The last is an analysis of the effect of second-dose COVID-19 vaccination rates on 8 November 2021 on active and recovered case rates of COVID-19. Suppose the second-dose COVID-19 vaccination rates on 8 November 2021 are assumed not to increase from the previous day. Thus, the forecasted active and recovered case rates of COVID-19 on 8 November 2021 are 0.2321% and 96.3886%, respectively. The forecast value of the COVID-19 active case rates is greater than the forecast value obtained in the forecasting section. The forecast value of the COVID-19 recovered case rates is also smaller than that obtained in the forecasting section. It shows that if the second-dose COVID-19 vaccination rates on 8 November 2021 are not increased, the decline in the COVID-19 spread rate in Indonesia will be slower. Therefore, although the second-dose COVID-19 vaccination rates do not always decrease the COVID-19 active case rates and increase the COVID-19 recovered case rates every day, the second-dose COVID-19 vaccination rates on 8 November 2021 must still be increased. It also applies from 9 November 2021 until 13 November 2021.

6. Conclusion

The VARX model (7, 1) is the best VARX model to describe a causal relationship between active and recovered case rates of COVID-19 in Indonesia influenced by the exogenous variable, second-dose COVID-19 vaccination rates. The assumption of white noise is fulfilled, and the MAPE of this model is tiny, so this model is very suitable to be used in the forecasting process the next day. Forecasting results in the six days also give very close results to the actual data (even if the absolute percentage error is almost zero). There is an oddity in this VARX (7.1) model. The second-dose COVID-19 vaccination rates carried out daily should always reduce COVID-19 active case rates and increase COVID-19 recovered case rates.

However, in this model, the impact of the second-dose COVID-19 vaccination rates carried out in the previous three days on COVID-19 active case rates can decrease and increase simultaneously. It also happened to the impact of the second-dose COVID-19 vaccination rates on the COVID-19 recovered case rates. The second-dose COVID-19 vaccination rates carried out in the previous three days on COVID-19 recovered case rates can increase and decrease simultaneously. However, it does not indicate that vaccination does not affect daily activities and recovery case rates.
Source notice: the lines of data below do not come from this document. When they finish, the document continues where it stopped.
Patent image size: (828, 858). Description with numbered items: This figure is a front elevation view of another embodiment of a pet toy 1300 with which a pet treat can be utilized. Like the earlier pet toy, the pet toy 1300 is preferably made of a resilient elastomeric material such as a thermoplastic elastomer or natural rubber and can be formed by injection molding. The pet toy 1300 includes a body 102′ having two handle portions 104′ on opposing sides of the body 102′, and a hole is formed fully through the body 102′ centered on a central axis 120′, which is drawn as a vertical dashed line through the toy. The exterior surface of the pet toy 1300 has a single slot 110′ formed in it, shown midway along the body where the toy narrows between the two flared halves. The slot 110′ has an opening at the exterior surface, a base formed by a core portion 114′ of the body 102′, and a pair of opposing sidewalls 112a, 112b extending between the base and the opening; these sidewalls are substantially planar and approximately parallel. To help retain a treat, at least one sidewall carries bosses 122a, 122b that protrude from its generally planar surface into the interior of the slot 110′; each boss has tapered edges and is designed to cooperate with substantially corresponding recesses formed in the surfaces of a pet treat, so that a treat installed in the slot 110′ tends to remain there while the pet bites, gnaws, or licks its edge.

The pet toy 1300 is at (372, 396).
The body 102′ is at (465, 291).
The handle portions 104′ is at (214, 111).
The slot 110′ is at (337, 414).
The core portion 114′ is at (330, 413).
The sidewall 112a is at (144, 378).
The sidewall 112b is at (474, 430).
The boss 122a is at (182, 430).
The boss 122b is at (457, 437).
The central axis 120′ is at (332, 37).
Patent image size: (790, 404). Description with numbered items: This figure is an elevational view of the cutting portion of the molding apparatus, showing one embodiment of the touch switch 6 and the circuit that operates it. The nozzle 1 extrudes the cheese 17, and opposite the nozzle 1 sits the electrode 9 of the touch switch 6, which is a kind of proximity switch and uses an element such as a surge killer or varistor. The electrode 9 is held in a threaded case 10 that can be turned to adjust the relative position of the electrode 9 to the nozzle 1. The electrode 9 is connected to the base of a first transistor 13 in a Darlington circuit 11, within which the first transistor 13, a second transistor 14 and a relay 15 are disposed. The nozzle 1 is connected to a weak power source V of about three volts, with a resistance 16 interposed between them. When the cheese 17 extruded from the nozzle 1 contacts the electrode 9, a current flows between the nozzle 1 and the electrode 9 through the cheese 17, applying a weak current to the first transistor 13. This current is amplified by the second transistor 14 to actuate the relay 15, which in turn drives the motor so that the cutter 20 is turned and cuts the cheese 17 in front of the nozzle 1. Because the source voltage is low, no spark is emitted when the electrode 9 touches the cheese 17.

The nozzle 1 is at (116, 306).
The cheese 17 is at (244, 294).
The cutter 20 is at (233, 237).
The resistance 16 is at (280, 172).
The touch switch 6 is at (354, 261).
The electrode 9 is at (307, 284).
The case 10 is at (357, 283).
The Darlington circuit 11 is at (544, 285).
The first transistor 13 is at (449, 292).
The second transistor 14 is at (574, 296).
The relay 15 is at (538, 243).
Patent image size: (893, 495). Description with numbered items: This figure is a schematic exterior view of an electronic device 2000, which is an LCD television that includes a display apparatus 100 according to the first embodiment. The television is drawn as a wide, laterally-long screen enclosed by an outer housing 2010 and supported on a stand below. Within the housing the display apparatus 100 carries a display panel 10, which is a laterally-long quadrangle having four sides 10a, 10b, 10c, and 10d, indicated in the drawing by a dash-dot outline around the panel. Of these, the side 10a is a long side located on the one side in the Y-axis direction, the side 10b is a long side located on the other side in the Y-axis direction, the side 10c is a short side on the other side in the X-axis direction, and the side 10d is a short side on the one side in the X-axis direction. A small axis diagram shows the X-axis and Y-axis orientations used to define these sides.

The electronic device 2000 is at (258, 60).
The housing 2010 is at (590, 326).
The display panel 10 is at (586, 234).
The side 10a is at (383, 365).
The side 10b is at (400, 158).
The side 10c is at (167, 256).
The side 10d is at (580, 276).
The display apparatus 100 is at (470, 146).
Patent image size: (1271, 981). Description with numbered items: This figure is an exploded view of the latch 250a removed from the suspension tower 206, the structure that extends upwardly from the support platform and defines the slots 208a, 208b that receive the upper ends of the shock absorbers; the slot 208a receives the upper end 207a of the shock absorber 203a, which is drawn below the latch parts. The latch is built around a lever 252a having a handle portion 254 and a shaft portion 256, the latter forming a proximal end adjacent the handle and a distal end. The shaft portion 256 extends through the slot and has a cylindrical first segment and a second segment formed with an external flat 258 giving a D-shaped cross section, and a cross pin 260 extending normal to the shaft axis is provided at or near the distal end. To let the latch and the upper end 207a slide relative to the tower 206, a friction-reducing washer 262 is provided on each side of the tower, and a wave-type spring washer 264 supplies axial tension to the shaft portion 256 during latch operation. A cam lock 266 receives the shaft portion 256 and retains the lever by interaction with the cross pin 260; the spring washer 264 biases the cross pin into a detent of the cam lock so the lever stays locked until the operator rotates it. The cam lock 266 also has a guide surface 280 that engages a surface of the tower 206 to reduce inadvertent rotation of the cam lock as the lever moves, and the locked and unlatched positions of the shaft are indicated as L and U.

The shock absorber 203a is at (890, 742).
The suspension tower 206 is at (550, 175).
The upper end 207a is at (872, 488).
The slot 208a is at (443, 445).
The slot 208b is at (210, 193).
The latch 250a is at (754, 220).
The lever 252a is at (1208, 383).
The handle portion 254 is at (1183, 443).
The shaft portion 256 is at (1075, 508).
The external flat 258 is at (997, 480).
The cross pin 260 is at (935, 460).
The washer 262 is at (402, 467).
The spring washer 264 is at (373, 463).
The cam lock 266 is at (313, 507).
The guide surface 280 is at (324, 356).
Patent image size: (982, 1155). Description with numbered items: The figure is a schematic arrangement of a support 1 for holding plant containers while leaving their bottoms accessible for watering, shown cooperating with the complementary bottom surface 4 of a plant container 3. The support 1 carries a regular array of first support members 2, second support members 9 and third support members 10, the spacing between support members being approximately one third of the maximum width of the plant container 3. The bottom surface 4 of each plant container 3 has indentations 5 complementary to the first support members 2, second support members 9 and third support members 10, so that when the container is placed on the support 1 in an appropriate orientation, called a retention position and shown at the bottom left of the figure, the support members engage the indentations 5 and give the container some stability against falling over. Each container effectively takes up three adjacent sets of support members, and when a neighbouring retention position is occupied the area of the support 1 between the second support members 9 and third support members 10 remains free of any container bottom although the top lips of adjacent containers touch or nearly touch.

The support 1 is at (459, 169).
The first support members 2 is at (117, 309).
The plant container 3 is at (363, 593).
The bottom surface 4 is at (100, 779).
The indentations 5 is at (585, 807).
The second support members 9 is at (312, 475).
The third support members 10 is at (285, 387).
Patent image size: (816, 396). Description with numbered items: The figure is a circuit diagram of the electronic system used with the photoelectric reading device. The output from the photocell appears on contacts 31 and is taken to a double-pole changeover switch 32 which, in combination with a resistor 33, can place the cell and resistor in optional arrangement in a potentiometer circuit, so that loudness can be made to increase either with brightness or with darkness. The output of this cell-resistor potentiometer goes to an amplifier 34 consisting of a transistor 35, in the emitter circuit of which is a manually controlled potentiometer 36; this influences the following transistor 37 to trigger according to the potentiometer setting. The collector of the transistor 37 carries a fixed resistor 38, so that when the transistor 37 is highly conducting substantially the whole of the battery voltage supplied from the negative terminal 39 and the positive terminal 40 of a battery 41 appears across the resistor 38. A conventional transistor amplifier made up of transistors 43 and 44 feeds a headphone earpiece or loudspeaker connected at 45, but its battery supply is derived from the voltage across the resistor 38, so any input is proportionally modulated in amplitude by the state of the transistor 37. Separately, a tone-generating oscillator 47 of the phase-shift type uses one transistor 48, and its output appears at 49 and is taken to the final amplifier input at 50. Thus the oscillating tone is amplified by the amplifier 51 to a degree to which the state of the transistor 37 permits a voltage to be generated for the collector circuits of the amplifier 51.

The sum of the percentage effect of today’s vaccination to the previous three days on the active and recovered case rates has negative and positive values, respectively. These negative and positive values indicate that vaccination generally decreases the daily active case rate and increases the daily recovery case rate.

Another analysis result obtained is that if the second-dose COVID-19 vaccination rates do not increase from the previous day, COVID-19 active case rates will only decrease slightly, and COVID-19 recovered case rates will only increase slightly. It has caused the COVID-19 spread in Indonesia to decline more slowly. Based on this, the vaccination rate must still be increased. With this model, the Indonesian government can project the second-dose COVID-19 vaccination rates that must be carried out today so that active and recovered case rates of COVID-19 can be achieved by that date.

Data Availability

All data are obtained from the official website of the Science and Technology Index, National Research and Innovation Agency, Ministry of Research and Technology of the Republic of Indonesia.

Conflicts of Interest

The authors declare that they have no conflicts of interest.

Acknowledgments

This project was funded by the Padjadjaran University Internal Research Grant, the “RISET DATA PUSTAKA DAN DARING (RDPD)” program under Prof. Dr. Sukono, MM., M.Sc., with Number: 2203/UN6.3.1/PT.00/2022.